Colin Beavan Profiled in Treehugger and Yes!

Colin "No Impact Man" Beavan, Green Party Candidate for Congress in Brooklyn's CD 8, was featured in Yes! magazine and the Treehugger.com blog in the past week, both important outlets in the progressive mediasphere.

Treehugger: No Impact Man Colin Beavan: Running for Congress, the Future of Green (Interview)

TH: How does the Green Party become more relevant in the United States? Is it just that enough people start running on the local level, and start putting those views forward? It's a perennial problem: People don't want to vote for the Green candidate because they don't think that person is ever going to win or will be a spoiler. How do we get beyond that?

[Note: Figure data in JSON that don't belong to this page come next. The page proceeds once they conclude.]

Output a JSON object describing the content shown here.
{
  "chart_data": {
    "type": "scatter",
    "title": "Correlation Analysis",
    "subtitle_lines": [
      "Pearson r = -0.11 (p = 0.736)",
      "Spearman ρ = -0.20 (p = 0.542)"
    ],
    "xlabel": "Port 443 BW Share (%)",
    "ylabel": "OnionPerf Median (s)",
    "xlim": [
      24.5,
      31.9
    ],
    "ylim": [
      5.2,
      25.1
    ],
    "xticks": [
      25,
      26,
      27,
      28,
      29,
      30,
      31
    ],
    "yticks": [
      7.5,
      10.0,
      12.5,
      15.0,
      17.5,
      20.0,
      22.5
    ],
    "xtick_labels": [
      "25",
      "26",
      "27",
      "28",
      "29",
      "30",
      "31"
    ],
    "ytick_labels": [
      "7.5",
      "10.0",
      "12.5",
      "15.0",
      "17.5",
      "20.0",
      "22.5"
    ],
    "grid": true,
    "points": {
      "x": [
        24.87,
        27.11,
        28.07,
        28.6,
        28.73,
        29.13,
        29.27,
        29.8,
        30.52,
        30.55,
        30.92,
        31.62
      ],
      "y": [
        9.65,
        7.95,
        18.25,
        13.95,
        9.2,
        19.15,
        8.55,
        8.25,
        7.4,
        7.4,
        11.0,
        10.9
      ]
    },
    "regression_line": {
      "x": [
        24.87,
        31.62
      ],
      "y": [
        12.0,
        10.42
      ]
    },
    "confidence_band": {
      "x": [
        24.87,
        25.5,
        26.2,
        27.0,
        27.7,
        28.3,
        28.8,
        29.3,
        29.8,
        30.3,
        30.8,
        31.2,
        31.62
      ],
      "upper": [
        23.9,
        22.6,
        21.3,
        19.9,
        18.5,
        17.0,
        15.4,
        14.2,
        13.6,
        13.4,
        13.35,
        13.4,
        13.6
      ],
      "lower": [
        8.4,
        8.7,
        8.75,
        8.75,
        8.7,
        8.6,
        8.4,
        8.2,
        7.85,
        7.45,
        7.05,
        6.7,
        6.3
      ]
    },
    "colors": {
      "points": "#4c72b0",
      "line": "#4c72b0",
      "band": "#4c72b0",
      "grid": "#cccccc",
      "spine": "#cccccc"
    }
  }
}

CB: Let's put it this way: How do we actually get the Democrats to listen to us, if we've got no other place to go? In this constituency, here in central Brooklyn, the Democratic candidate has been campaigning around the country, helping other candidates. He doesn't need to campaign here, because he could be Charles Manson on the Democratic ticket and he'd get elected. This community has no where else to go.

So, social activists of various kinds who have been praying, wishing and scraping, and having meetings with Democratic politicians need to start to be prepared to let the Democrats know that there is somewhere else to go—and that they will go somewhere else, even if they won't win.

Yes! Magazine: Why “No Impact Man” Colin Beavan Is Running for Congress

Ostrander: You’re running against somebody with a lot more money and political party support than you. What’s your strategy for reaching voters?

Beavan: I’m talking to people. I have weekly campaign meetings, which are open to everybody, where volunteers can show up. The two campaign managers think about what tasks need to be done before we talk to people at the meetings. The tasks are assigned by show of hands, and we ask questions like “Who can do this?” and “Who can print some fliers on a photocopier?” By the way, we’re only using paper recovered from the waste stream. So that means that our fliers are free. So that’s saving us a lot of money.

So, just the very idea that a campaign can be run by the people, for the people instead of by the corporations, for the corporations to me means that we’re already winning, regardless of what happens on Election Day.